Advance Silicon Micromachined Passive Components for High-performance Millimetre and Sub-millimetre wave Systems
Time: Fri 2024-09-20 09.00
Location: F3 (Flodis), Lindstedtsvägen 26 & 28, Stockholm
Language: English
Subject area: Electrical Engineering
Doctoral student: Mohammad Mehrabi Gohari , Mikro- och nanosystemteknik, THz Group
Opponent: Professor Vicente Boria, Universitat Politècnica de València, València, Spain
Supervisor: Professor Joachim Oberhammer, Mikro- och nanosystemteknik; Oleksandr Glubokov, Mikro- och nanosystemteknik
QC 20240819
Abstract
This thesis investigates advanced silicon micromachined passive component design solutions for high-performance millimetre and sub-millimetre-wave systems, representing the state-of-the-art in modern microwave and RF systems. The proposed designs are fabricated through deep reactive ion etching (DRIE). Silicon micromachining using DRIE offers the ability to fabricate small feature sizes, making it ideal for millimetre and submillimeter-wave systems applications, with low surface roughness and manufacturing tolerances in a scalable process. The proposed design solutions utilize waveguide-based technologies with the goal of advancing future generations of satellite communications, radar, remote sensing, and biomedical instrumentation.
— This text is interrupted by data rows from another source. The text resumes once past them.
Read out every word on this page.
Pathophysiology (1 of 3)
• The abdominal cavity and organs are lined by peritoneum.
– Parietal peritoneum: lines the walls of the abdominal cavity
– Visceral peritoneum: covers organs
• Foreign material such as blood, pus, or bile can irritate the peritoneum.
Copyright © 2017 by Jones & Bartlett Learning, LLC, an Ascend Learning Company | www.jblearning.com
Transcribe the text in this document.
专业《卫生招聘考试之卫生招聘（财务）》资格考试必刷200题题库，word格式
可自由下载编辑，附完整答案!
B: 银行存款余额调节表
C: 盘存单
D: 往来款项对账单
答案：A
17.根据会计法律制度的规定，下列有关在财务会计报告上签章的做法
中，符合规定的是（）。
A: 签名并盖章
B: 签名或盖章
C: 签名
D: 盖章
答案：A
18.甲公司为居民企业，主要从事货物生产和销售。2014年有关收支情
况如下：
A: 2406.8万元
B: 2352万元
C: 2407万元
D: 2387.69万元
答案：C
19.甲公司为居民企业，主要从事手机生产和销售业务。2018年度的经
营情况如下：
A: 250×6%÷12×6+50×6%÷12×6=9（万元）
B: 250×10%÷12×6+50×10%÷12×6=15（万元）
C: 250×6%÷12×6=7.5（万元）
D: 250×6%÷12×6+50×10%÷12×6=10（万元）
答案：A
The core of this work is to propose design solutions to overcome manufacturing limitations, reduce transmission losses, introduce new design methods to enhance component performance, and simplify overall design complexity.
The first part of the thesis introduces new platforms for transferring electromagnetic waves within silicon micromachined chips. Two structures are presented: a silicon-micromachined E-plane waveguide bend for flange-to-chip connection and a broadband on-chip rectangular waveguide 90º twist both for 220-325 GHz. The E-plane bend is crucial for transferring waves from outside the chip to the inside and eliminating reliance on external fixtures. The on-chip silicon micromachined twist enables interconnection of H-plane and E-plane waveguide subsystems, that increases fabrication flexibility.
The second part discusses several novel filter design solutions operating at different frequency ranges from 90 to 300 GHz, each exhibiting state-of-the-art performance. An ultra-narrowband 4thorder filter with a wide spurious-free rejection band is developed for183 GHz. This filter utilizes high-Q-factor TM330 mode resonators and exhibits a measured Q-factor of 1000, surpassing any previously reported values in this frequency range. Additionally, a new negative coupling structure suitable for rectangular waveguide filters is proposed, offering compatibility with various fabrication methods, such as CNC milling and silicon micromachining. Using this negative coupling, a 4th-order quasi-elliptic bandpass filter with a centre frequency of 270 GHz and a fractional bandwidth of 2.2%is developed. Furthermore, a frequency variant coupling structure designed for rectangular cavities is proposed, enabling in-line filters with N+1 transmission zeroes, which can be easily manufactured and integrated with other subsystems. Using the proposed coupling structure, two filters are developed at 270 GHz: one 4th-order with 3transmission zeroes (TZs) and one 2nd-order with 3 TZs. Moreover, an integrated eighth-degree lowpass waveguide filter having a cut-off frequency of 280 GHz is presented. The lowpass filter is also fabricated using DRIE, with the aid of the twist proposed in section one. Furthermore, a compact band-pass filter with triplet response using one triangular singlet and two iris resonators is developed. Finally, a filtenna is introduced, combining a 4th-order filter with two slot antennas. The utilized filter employs 4 rectangular singlets introducing 4 transmission zeroes. The measured gain of the structure is 7 dBi, considering the use of on-chip E-plane bend transition to enable a direct connection to the flange.